If the objection is not groundless, we must give notice of the objection to the applicant (section 73(5) of the Land Registration Act 2002). We will then ask both parties:
- whether they wish to negotiate
- whether they consider that it may be possible to reach an agreement
If all parties respond positively, we will allow them time to settle the matter by agreement. However, as soon as it becomes clear that the two sides are unable to reach an agreement we must refer the matter to the tribunal (section 73(7) of the Land Registration Act 2002). We will do this immediately if the parties do not wish to negotiate.
The tribunal will then either:
- set a date to hear and determine the matter
- direct one of the parties to start proceedings in court. If it decides to hear the matter, further details of the procedure to be followed and of the position as to costs will be supplied by it
11. Subsequent dealings with a registered franchise
The owner of a franchise may deal with it in much the same way as other registered estates. For example, the owner may sell or lease the franchise.

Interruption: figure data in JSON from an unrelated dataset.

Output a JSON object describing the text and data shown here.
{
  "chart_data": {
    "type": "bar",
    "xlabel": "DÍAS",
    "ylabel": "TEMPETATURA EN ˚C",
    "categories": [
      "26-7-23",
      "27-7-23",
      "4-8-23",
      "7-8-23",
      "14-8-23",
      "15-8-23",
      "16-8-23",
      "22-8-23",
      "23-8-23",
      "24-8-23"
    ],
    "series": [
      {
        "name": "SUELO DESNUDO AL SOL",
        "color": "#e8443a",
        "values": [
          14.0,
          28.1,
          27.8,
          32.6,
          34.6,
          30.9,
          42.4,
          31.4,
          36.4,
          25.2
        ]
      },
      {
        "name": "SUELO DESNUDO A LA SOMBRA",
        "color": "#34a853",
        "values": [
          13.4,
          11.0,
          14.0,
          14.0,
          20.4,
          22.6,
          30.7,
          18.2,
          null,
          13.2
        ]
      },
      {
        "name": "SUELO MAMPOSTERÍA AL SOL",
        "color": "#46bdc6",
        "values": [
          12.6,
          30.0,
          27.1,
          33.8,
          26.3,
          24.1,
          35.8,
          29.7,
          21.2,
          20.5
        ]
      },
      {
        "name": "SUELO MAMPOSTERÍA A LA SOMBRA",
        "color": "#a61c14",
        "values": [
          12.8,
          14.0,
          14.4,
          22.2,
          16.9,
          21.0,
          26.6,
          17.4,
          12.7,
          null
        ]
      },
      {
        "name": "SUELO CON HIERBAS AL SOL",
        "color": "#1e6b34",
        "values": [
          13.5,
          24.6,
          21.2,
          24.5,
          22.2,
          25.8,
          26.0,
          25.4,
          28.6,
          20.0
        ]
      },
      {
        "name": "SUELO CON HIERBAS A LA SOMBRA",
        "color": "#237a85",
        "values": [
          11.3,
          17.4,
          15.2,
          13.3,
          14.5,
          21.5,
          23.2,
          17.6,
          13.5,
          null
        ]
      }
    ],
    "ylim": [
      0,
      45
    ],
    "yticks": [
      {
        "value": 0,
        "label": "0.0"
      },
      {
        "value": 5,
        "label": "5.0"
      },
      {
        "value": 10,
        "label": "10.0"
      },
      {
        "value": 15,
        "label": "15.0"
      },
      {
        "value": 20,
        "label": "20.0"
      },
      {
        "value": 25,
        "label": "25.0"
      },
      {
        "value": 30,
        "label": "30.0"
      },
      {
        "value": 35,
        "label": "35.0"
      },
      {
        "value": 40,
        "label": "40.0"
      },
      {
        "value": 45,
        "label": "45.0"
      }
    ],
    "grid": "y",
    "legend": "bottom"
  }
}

The sale or grant of a lease of a registered franchise must be registered (section 27(2)(c) of the Land Registration Act 2002) and will not operate at law until the registration requirements have been met (section 27(1) of the Land Registration Act 2002).
If the term of the lease is for more than seven years, registration will take the usual form of opening a new title and entering notice in the register of the lessor’s title (Paragraph 4 to Schedule 2 of the Land Registration Act 2002). If the term does not exceed seven years, the registration requirement is simply that notice be entered in the lessor’s title (Paragraph 5 to Schedule 2 of the Land Registration Act 2002).
The effect of the rule of priority on dispositions of registered estates under section 29 of the Land Registration Act 2002 is altered in relation to franchises, so that a right of the Crown to forfeit the franchise is a ‘protected interest’ for the purposes of section 29(2)(a) (rule 196(2) of the Land Registration Rules 2003).